The central bank’s flagship news publication is emphasising the significance of its recent reserve ratio cut as a means of raising China’s level of financial inclusion, as opposed to a liquidity expansion and stimulus measure.
At the end of September the People’s Bank of China announced conditional cuts to the reserve ratio requirement for Chinese commercial banks, contingent upon the percentage of lending to borrowers targeted by financial inclusion policies.
Commercial banks whose financial inclusion lending percentage is at least 1.5% will enjoy a reserve requirement reduction of 0.5 percentage points starting from 2018, while those whose financial inclusion lending percentage is at least 10% will enjoy a reserve requirement ratio reduction of 1.5 percentage points.
In an article entitled “Fully Exploiting the Special Role of the Directed Reserve Rate Cut Policy” (充分发挥定向降准政策的“特别作用) published by the People’s Bank of China’s Financial News, Zhuo Shangjin (卓尚进) writes that that the goal of the policy is to spur financial inclusion and the ability of the Chinese finance sector to service neglected segments of the real economy.

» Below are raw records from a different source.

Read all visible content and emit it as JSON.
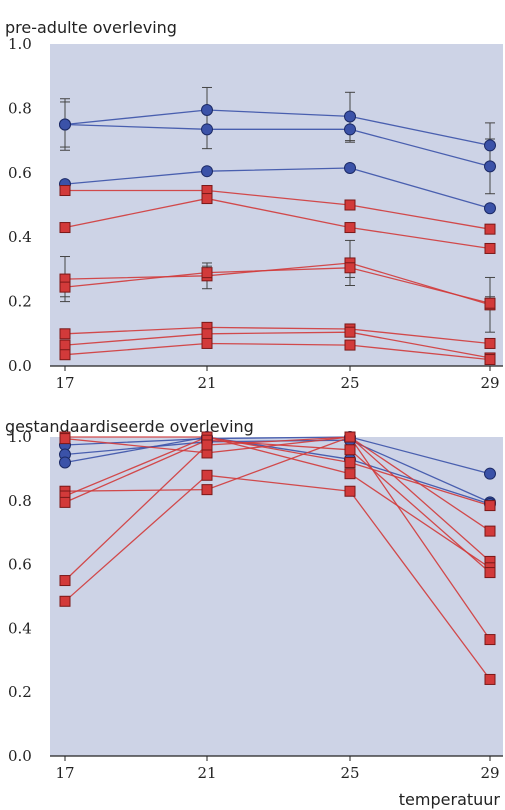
{
  "colors": {
    "plot_bg": "#cdd3e6",
    "blue": "#3b52a8",
    "red": "#d23a3a",
    "error_bar": "#444444"
  },
  "chart_data": [
    {
      "type": "line",
      "title": "pre-adulte overleving",
      "xlabel": "",
      "ylabel": "",
      "x": [
        17,
        21,
        25,
        29
      ],
      "xlim": [
        17,
        29
      ],
      "ylim": [
        0,
        1.0
      ],
      "y_ticks": [
        "0.0",
        "0.2",
        "0.4",
        "0.6",
        "0.8",
        "1.0"
      ],
      "x_ticks": [
        "17",
        "21",
        "25",
        "29"
      ],
      "grid": false,
      "series": [
        {
          "color": "blue",
          "marker": "circle",
          "values": [
            0.75,
            0.795,
            0.775,
            0.685
          ],
          "errors": [
            0.07,
            0.07,
            0.075,
            0.07
          ]
        },
        {
          "color": "blue",
          "marker": "circle",
          "values": [
            0.75,
            0.735,
            0.735,
            0.62
          ],
          "errors": [
            0.08,
            0.06,
            0.04,
            0.085
          ]
        },
        {
          "color": "blue",
          "marker": "circle",
          "values": [
            0.565,
            0.605,
            0.615,
            0.49
          ],
          "errors": [
            0,
            0,
            0,
            0
          ]
        },
        {
          "color": "red",
          "marker": "square",
          "values": [
            0.545,
            0.545,
            0.5,
            0.425
          ],
          "errors": [
            0,
            0,
            0,
            0
          ]
        },
        {
          "color": "red",
          "marker": "square",
          "values": [
            0.43,
            0.52,
            0.43,
            0.365
          ],
          "errors": [
            0,
            0,
            0,
            0
          ]
        },
        {
          "color": "red",
          "marker": "square",
          "values": [
            0.27,
            0.28,
            0.32,
            0.19
          ],
          "errors": [
            0.07,
            0.04,
            0.07,
            0.085
          ]
        },
        {
          "color": "red",
          "marker": "square",
          "values": [
            0.245,
            0.29,
            0.305,
            0.195
          ],
          "errors": [
            0.03,
            0.02,
            0.03,
            0.02
          ]
        },
        {
          "color": "red",
          "marker": "square",
          "values": [
            0.1,
            0.12,
            0.115,
            0.07
          ],
          "errors": [
            0,
            0,
            0,
            0
          ]
        },
        {
          "color": "red",
          "marker": "square",
          "values": [
            0.065,
            0.1,
            0.105,
            0.025
          ],
          "errors": [
            0,
            0,
            0,
            0
          ]
        },
        {
          "color": "red",
          "marker": "square",
          "values": [
            0.035,
            0.07,
            0.065,
            0.02
          ],
          "errors": [
            0,
            0,
            0,
            0
          ]
        }
      ]
    },
    {
      "type": "line",
      "title": "gestandaardiseerde overleving",
      "xlabel": "temperatuur",
      "ylabel": "",
      "x": [
        17,
        21,
        25,
        29
      ],
      "xlim": [
        17,
        29
      ],
      "ylim": [
        0,
        1.0
      ],
      "y_ticks": [
        "0.0",
        "0.2",
        "0.4",
        "0.6",
        "0.8",
        "1.0"
      ],
      "x_ticks": [
        "17",
        "21",
        "25",
        "29"
      ],
      "grid": false,
      "series": [
        {
          "color": "blue",
          "marker": "circle",
          "values": [
            0.975,
            0.995,
            1.0,
            0.885
          ]
        },
        {
          "color": "blue",
          "marker": "circle",
          "values": [
            0.945,
            0.985,
            0.99,
            0.795
          ]
        },
        {
          "color": "blue",
          "marker": "circle",
          "values": [
            0.92,
            1.0,
            0.93,
            0.79
          ]
        },
        {
          "color": "red",
          "marker": "square",
          "values": [
            1.0,
            1.0,
            0.92,
            0.785
          ]
        },
        {
          "color": "red",
          "marker": "square",
          "values": [
            0.995,
            0.95,
            1.0,
            0.705
          ]
        },
        {
          "color": "red",
          "marker": "square",
          "values": [
            0.83,
            0.835,
            1.0,
            0.61
          ]
        },
        {
          "color": "red",
          "marker": "square",
          "values": [
            0.815,
            1.0,
            0.885,
            0.59
          ]
        },
        {
          "color": "red",
          "marker": "square",
          "values": [
            0.795,
            0.99,
            0.96,
            0.575
          ]
        },
        {
          "color": "red",
          "marker": "square",
          "values": [
            0.55,
            0.975,
            1.0,
            0.365
          ]
        },
        {
          "color": "red",
          "marker": "square",
          "values": [
            0.485,
            0.88,
            0.83,
            0.24
          ]
        }
      ]
    }
  ]
}
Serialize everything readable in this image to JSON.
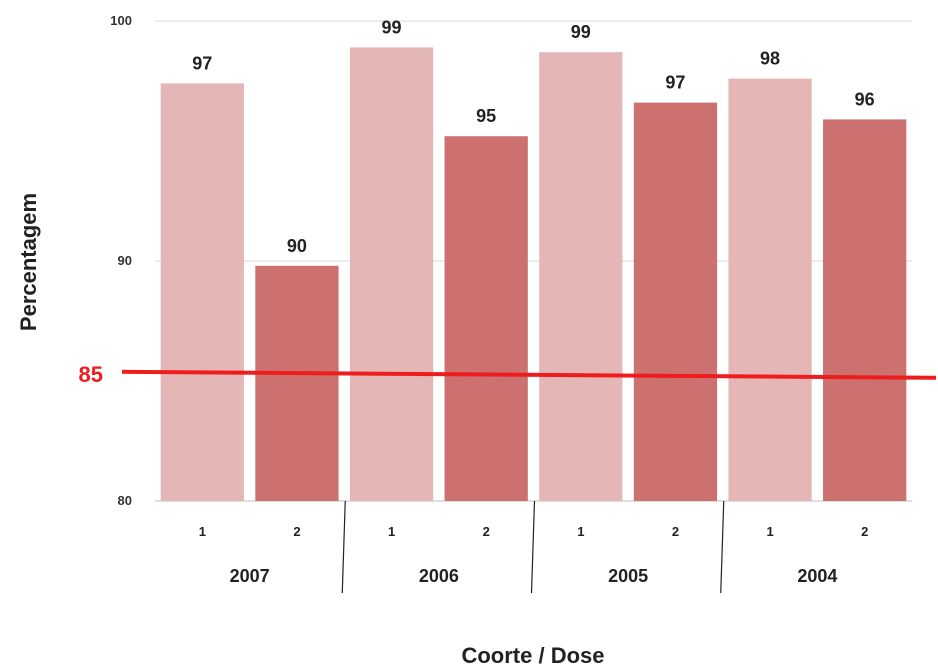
{
  "chart_data": {
    "type": "bar",
    "title": "",
    "xlabel": "Coorte / Dose",
    "ylabel": "Percentagem",
    "ylim": [
      80,
      100
    ],
    "yticks": [
      80,
      90,
      100
    ],
    "groups": [
      "2007",
      "2006",
      "2005",
      "2004"
    ],
    "categories": [
      "1",
      "2",
      "1",
      "2",
      "1",
      "2",
      "1",
      "2"
    ],
    "values": [
      97.4,
      89.8,
      98.9,
      95.2,
      98.7,
      96.6,
      97.6,
      95.9
    ],
    "data_labels": [
      "97",
      "90",
      "99",
      "95",
      "99",
      "97",
      "98",
      "96"
    ],
    "reference_line": {
      "value": 85.3,
      "label": "85",
      "color": "#ee1c1c"
    },
    "dose_colors": {
      "1": "#e5b6b6",
      "2": "#cc7070"
    },
    "grid": true,
    "legend": "none"
  }
}
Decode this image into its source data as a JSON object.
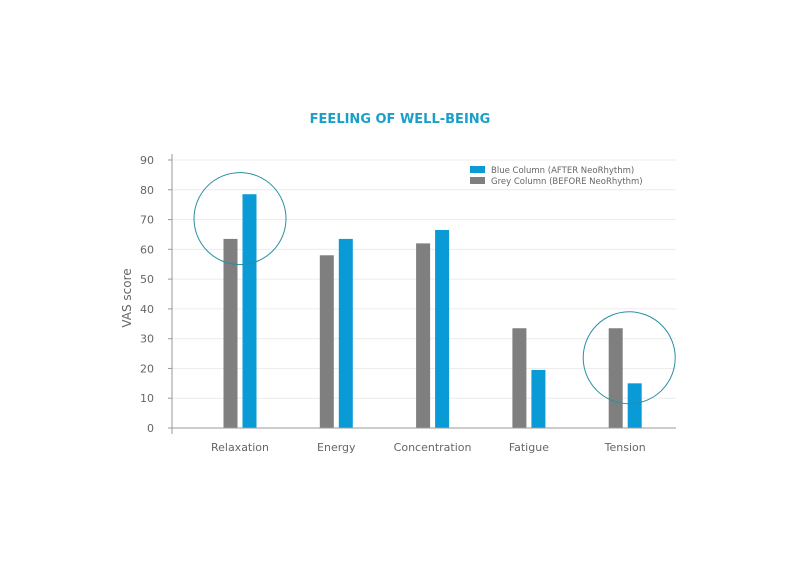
{
  "chart_data": {
    "type": "bar",
    "title": "FEELING OF WELL-BEING",
    "xlabel": "",
    "ylabel": "VAS score",
    "ylim": [
      0,
      90
    ],
    "yticks": [
      0,
      10,
      20,
      30,
      40,
      50,
      60,
      70,
      80,
      90
    ],
    "categories": [
      "Relaxation",
      "Energy",
      "Concentration",
      "Fatigue",
      "Tension"
    ],
    "series": [
      {
        "name": "Grey Column (BEFORE NeoRhythm)",
        "color": "#7f7f7f",
        "values": [
          63.5,
          58,
          62,
          33.5,
          33.5
        ]
      },
      {
        "name": "Blue Column (AFTER NeoRhythm)",
        "color": "#0a9bd6",
        "values": [
          78.5,
          63.5,
          66.5,
          19.5,
          15
        ]
      }
    ],
    "legend_order": [
      1,
      0
    ],
    "legend_position": "top-right",
    "grid": true,
    "highlighted_categories": [
      "Relaxation",
      "Tension"
    ],
    "title_color": "#1aa0c8",
    "highlight_color": "#2a8fa0"
  }
}
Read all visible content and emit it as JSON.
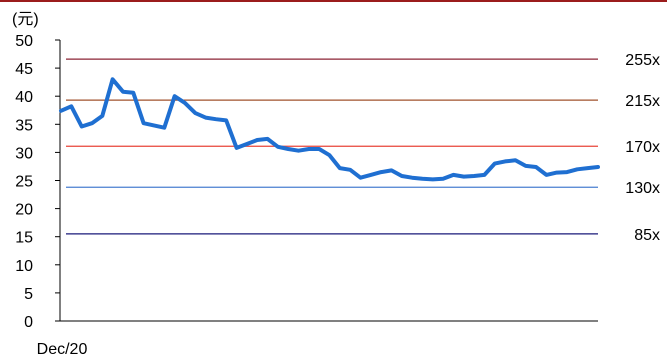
{
  "chart_data": {
    "type": "line",
    "unit_label": "(元)",
    "ylim": [
      0,
      50
    ],
    "yticks": [
      "0",
      "5",
      "10",
      "15",
      "20",
      "25",
      "30",
      "35",
      "40",
      "45",
      "50"
    ],
    "x_tick_labels": [
      "Dec/20"
    ],
    "grid": false,
    "series": [
      {
        "color": "#1f6fd1",
        "values": [
          37.4,
          38.2,
          34.6,
          35.2,
          36.5,
          43.0,
          40.8,
          40.6,
          35.2,
          34.8,
          34.4,
          40.0,
          38.8,
          37.0,
          36.2,
          35.9,
          35.7,
          30.8,
          31.5,
          32.2,
          32.4,
          31.0,
          30.6,
          30.3,
          30.6,
          30.6,
          29.5,
          27.2,
          26.9,
          25.5,
          26.0,
          26.5,
          26.8,
          25.8,
          25.5,
          25.3,
          25.2,
          25.3,
          26.0,
          25.7,
          25.8,
          26.0,
          28.0,
          28.4,
          28.6,
          27.6,
          27.4,
          26.0,
          26.4,
          26.5,
          27.0,
          27.2,
          27.4
        ]
      }
    ],
    "bands": [
      {
        "label": "255x",
        "value": 46.6,
        "color": "#8b2335"
      },
      {
        "label": "215x",
        "value": 39.3,
        "color": "#a0522d"
      },
      {
        "label": "170x",
        "value": 31.1,
        "color": "#e8443a"
      },
      {
        "label": "130x",
        "value": 23.8,
        "color": "#4a7fd0"
      },
      {
        "label": "85x",
        "value": 15.5,
        "color": "#1a1a7a"
      }
    ]
  }
}
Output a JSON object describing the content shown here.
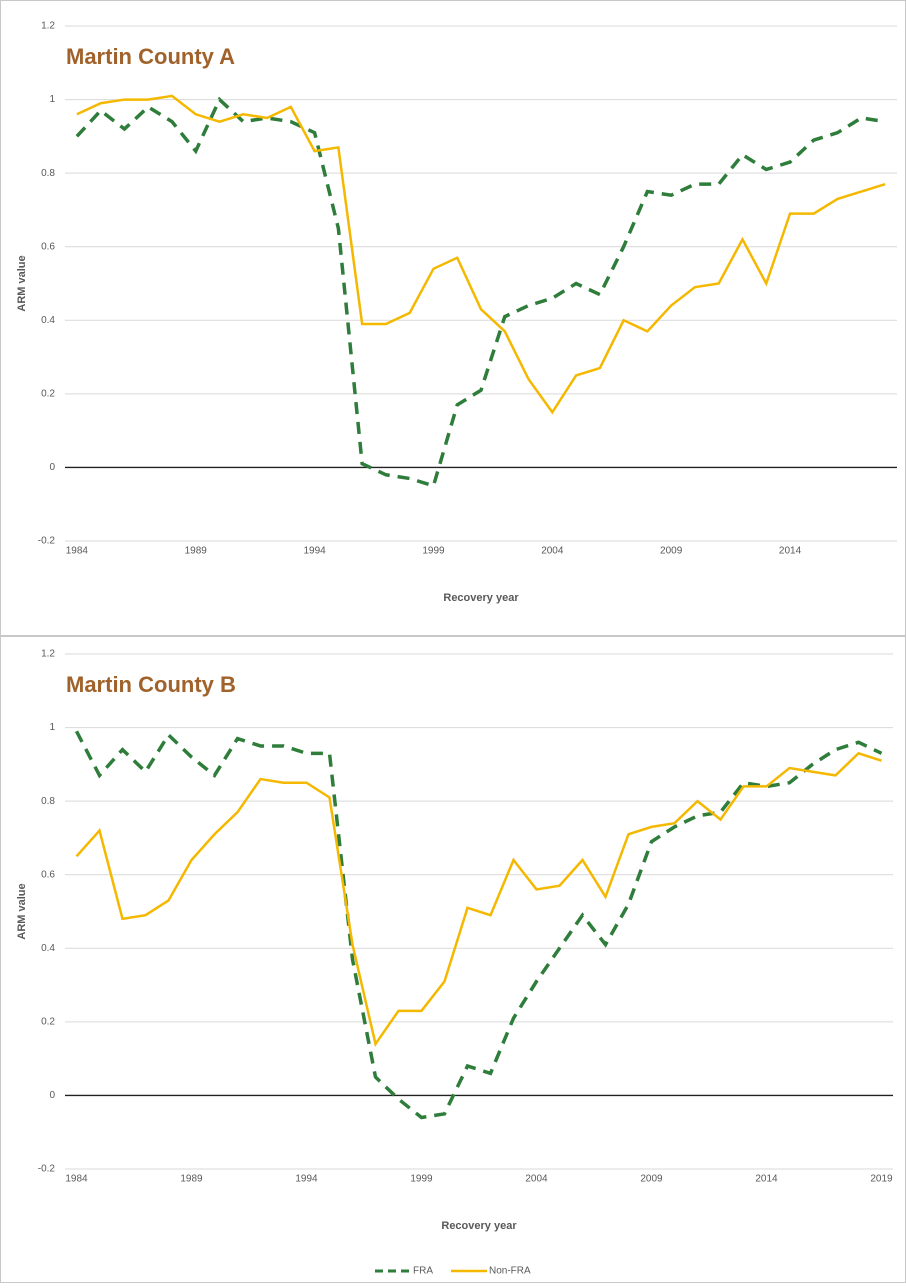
{
  "chart_data": [
    {
      "type": "line",
      "title": "Martin County A",
      "ylabel": "ARM value",
      "xlabel": "Recovery year",
      "x": [
        1984,
        1985,
        1986,
        1987,
        1988,
        1989,
        1990,
        1991,
        1992,
        1993,
        1994,
        1995,
        1996,
        1997,
        1998,
        1999,
        2000,
        2001,
        2002,
        2003,
        2004,
        2005,
        2006,
        2007,
        2008,
        2009,
        2010,
        2011,
        2012,
        2013,
        2014,
        2015,
        2016,
        2017,
        2018
      ],
      "series": [
        {
          "color": "#2e7d3a",
          "dashed": true,
          "values": [
            0.9,
            0.97,
            0.92,
            0.98,
            0.94,
            0.86,
            1.0,
            0.94,
            0.95,
            0.94,
            0.91,
            0.65,
            0.01,
            -0.02,
            -0.03,
            -0.05,
            0.17,
            0.21,
            0.41,
            0.44,
            0.46,
            0.5,
            0.47,
            0.6,
            0.75,
            0.74,
            0.77,
            0.77,
            0.85,
            0.81,
            0.83,
            0.89,
            0.91,
            0.95,
            0.94
          ]
        },
        {
          "color": "#f5b800",
          "dashed": false,
          "values": [
            0.96,
            0.99,
            1.0,
            1.0,
            1.01,
            0.96,
            0.94,
            0.96,
            0.95,
            0.98,
            0.86,
            0.87,
            0.39,
            0.39,
            0.42,
            0.54,
            0.57,
            0.43,
            0.37,
            0.24,
            0.15,
            0.25,
            0.27,
            0.4,
            0.37,
            0.44,
            0.49,
            0.5,
            0.62,
            0.5,
            0.69,
            0.69,
            0.73,
            0.75,
            0.77
          ]
        }
      ],
      "xlim": [
        1983.5,
        2018.5
      ],
      "xticks": [
        1984,
        1989,
        1994,
        1999,
        2004,
        2009,
        2014
      ],
      "ylim": [
        -0.2,
        1.2
      ],
      "yticks": [
        -0.2,
        0,
        0.2,
        0.4,
        0.6,
        0.8,
        1,
        1.2
      ],
      "grid": true
    },
    {
      "type": "line",
      "title": "Martin County B",
      "ylabel": "ARM value",
      "xlabel": "Recovery year",
      "x": [
        1984,
        1985,
        1986,
        1987,
        1988,
        1989,
        1990,
        1991,
        1992,
        1993,
        1994,
        1995,
        1996,
        1997,
        1998,
        1999,
        2000,
        2001,
        2002,
        2003,
        2004,
        2005,
        2006,
        2007,
        2008,
        2009,
        2010,
        2011,
        2012,
        2013,
        2014,
        2015,
        2016,
        2017,
        2018,
        2019
      ],
      "series": [
        {
          "name": "FRA",
          "color": "#2e7d3a",
          "dashed": true,
          "values": [
            0.99,
            0.87,
            0.94,
            0.88,
            0.98,
            0.92,
            0.87,
            0.97,
            0.95,
            0.95,
            0.93,
            0.93,
            0.37,
            0.05,
            -0.01,
            -0.06,
            -0.05,
            0.08,
            0.06,
            0.21,
            0.31,
            0.4,
            0.49,
            0.41,
            0.52,
            0.69,
            0.73,
            0.76,
            0.77,
            0.85,
            0.84,
            0.85,
            0.9,
            0.94,
            0.96,
            0.93
          ]
        },
        {
          "name": "Non-FRA",
          "color": "#f5b800",
          "dashed": false,
          "values": [
            0.65,
            0.72,
            0.48,
            0.49,
            0.53,
            0.64,
            0.71,
            0.77,
            0.86,
            0.85,
            0.85,
            0.81,
            0.41,
            0.14,
            0.23,
            0.23,
            0.31,
            0.51,
            0.49,
            0.64,
            0.56,
            0.57,
            0.64,
            0.54,
            0.71,
            0.73,
            0.74,
            0.8,
            0.75,
            0.84,
            0.84,
            0.89,
            0.88,
            0.87,
            0.93,
            0.91
          ]
        }
      ],
      "xlim": [
        1983.5,
        2019.5
      ],
      "xticks": [
        1984,
        1989,
        1994,
        1999,
        2004,
        2009,
        2014,
        2019
      ],
      "ylim": [
        -0.2,
        1.2
      ],
      "yticks": [
        -0.2,
        0,
        0.2,
        0.4,
        0.6,
        0.8,
        1,
        1.2
      ],
      "grid": true,
      "legend": "bottom"
    }
  ]
}
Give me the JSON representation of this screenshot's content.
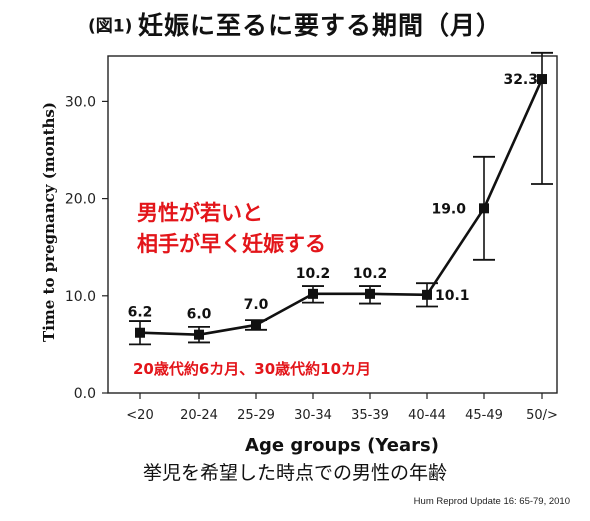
{
  "title_num": "(図1)",
  "title": "妊娠に至るに要する期間（月）",
  "x_sublabel": "挙児を希望した時点での男性の年齢",
  "citation": "Hum Reprod Update 16: 65-79, 2010",
  "colors": {
    "annotation": "#e3151a",
    "line": "#111111",
    "axis": "#222222"
  },
  "chart_data": {
    "type": "line",
    "categories": [
      "<20",
      "20-24",
      "25-29",
      "30-34",
      "35-39",
      "40-44",
      "45-49",
      "50/>"
    ],
    "values": [
      6.2,
      6.0,
      7.0,
      10.2,
      10.2,
      10.1,
      19.0,
      32.3
    ],
    "data_labels": [
      "6.2",
      "6.0",
      "7.0",
      "10.2",
      "10.2",
      "10.1",
      "19.0",
      "32.3"
    ],
    "error_low": [
      5.0,
      5.2,
      6.5,
      9.3,
      9.2,
      8.9,
      13.7,
      21.5
    ],
    "error_high": [
      7.4,
      6.8,
      7.5,
      11.0,
      11.0,
      11.3,
      24.3,
      35.0
    ],
    "xlabel": "Age groups (Years)",
    "ylabel": "Time to pregnancy (months)",
    "ylim": [
      0,
      35
    ],
    "yticks": [
      0,
      10,
      20,
      30
    ],
    "ytick_labels": [
      "0.0",
      "10.0",
      "20.0",
      "30.0"
    ],
    "grid": false,
    "annotations": [
      {
        "text": "男性が若いと"
      },
      {
        "text": "相手が早く妊娠する"
      },
      {
        "text": "20歳代約6カ月、30歳代約10カ月"
      }
    ]
  }
}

“The directed reserve ratio reduction policy just released by the central bank is a ‘special policy,’ as indicated by the policy’s special support for the development of financial inclusion and its bespoke formulation,” wrote Zhuo. “The very title of the central bank directive is ‘The People’s Bank of China Notice on Implementing Direct Reserve Rate Reductions to Implement Financial Inclusion’ (中国人民银行关于对普惠金融实施定向降准的通知).”
While many market observers believe that the cut is actually a stimulus measure intended to expand liquidity in China’s banking system, running contrary to PBOC’s ongoing deleveraging drive and “stable, neutral” monetary stance, Zhuo claims that the policy is specifically designed to channel funds to those parts of the economy still poorly serviced by the financial system.
“Industry observes all know that reducing the deposit reserve ratio is a key tool of the central bank for releasing monetary liquidity, and can directly increase the funds of banking institutions, expanding loans to various market entities,” writes Zhuo. “For this reason, it’s often compared by people to a ‘potent drug’ for stimulating economic development.
“However, this time the central bank is adopting a directed reserve ratio reduction policy, which is only targeting financial inclusion areas.
“It focuses for example on single loans of under 5 million yuan for micro-enterprises, individual commercial and industrial customers and main business loans for micro-enterprises, as well as loan for venture guarantees, setting up documentation and identification for disadvantaged groups, and study assistance loans.”
According to Zhuo PBOC remains heavily focused on preventing systemic financial risk and ensuring that China’s financial system better serves the country’s real economy.
“Finance is the lifeblood of the real economy, and servicing the real economy is the native role of finance, as well as the fundamental means of preventing financial risk.
“This direct reserve ratio reduction policy,…will be of benefit to the development of innovative financial inclusion by banking institutions, as well as of benefit to adjustments to the economic structure and the sustainable, healthy development of the real economy, thus achieving positive reciprocal development of both the financial sector and the real economy.”
Zhuo said that PBOC remains committed to its neutral monetary policy while also seeking to drive financial inclusion.
“Over the past several years the central bank has continually explored and improved the framework, mechanisms, tools, adaptability and diverse functionality of monetary policy.
“Everyone knows that monetary policy is a macro-adjustment policy for controlling aggregate demand, and under the prerequisite that stable, neutral monetary policy doesn’t change, the central bank will expand the significance and reach of financial inclusion by establishing advance incentive mechanisms for lending and investment in financial inclusion areas and implementing directed reserve ratio reduction policies.
“This will expedite the direction of financial resources towards financial inclusion areas, and optimise the credit and lending structure.”
David Millhouse, Head of China Research, Forsyth Barr Asia, has argued that the reserve ratio reduction will help to boost China’s economic performance should it prove effective at channelling a greater volume of funds towards more efficient small and medium-sized enterprises in the private sector, as opposed to lumbering state-owned enterprises.
Liang Hong, the chief economist of China International Capital Corporation, has pointed out however that PBOC has set the financial inclusion lending threshold at a very low level, which means that the vast majority of commercial banks will qualify and as much a 1 trillion yuan in additional liquidity could be released.